One Family: Birth Parents and Foster Parents

The goal of foster care across the country is always the same – reunify the child in care with his or her parents as soon as their home is a safe and stable environment. That’s why the Birth Parent National Network, through the Birth and Foster Parent Partnership, is working to improve relationships between both types of parents.

birth parents and foster parents

According to the Children’s Bureau, of the 250,248 children who left the foster care system in the U.S., 51 percent, or about 127, 626 children, were reunified with their parents in 2016. For those children, the assimilation back into the home of their birth parents was often made easier when foster and birth parents worked as a team.

“It is important that the adults in a child’s life coordinate and cooperate effectively, and nowhere is that more true than in the relationship between birth parents and foster parents,” the Birth and Foster Parent Partnership wrote in their official position statement. “Sometimes the child welfare system creates unnecessary barriers to engaging with each other. We believe that in order to be productive at strengthening families, we must collaborate, and have the support of child welfare professionals to do so.”

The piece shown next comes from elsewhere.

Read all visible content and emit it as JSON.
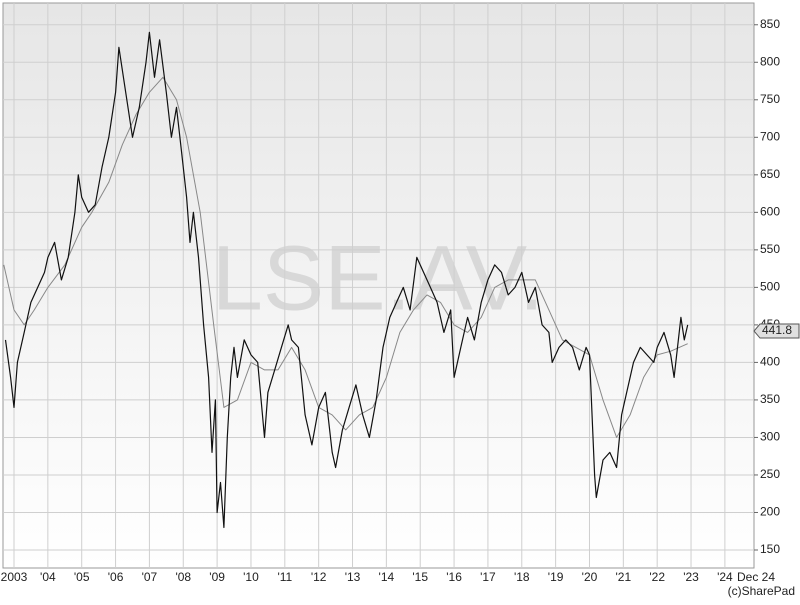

Born from The National Alliance for Children’s Trust and Prevention Funds, Casey Family Programs and the Youth Law Center/ Quality Parenting Initiative (QPI), the Birth and Foster Parent Partnership aims to identify strategies to help birth and foster parents work together to facilitate reunification and prevent re-entry into the system. The group also looks to increase recruitment of foster parents willing to work with birth parents.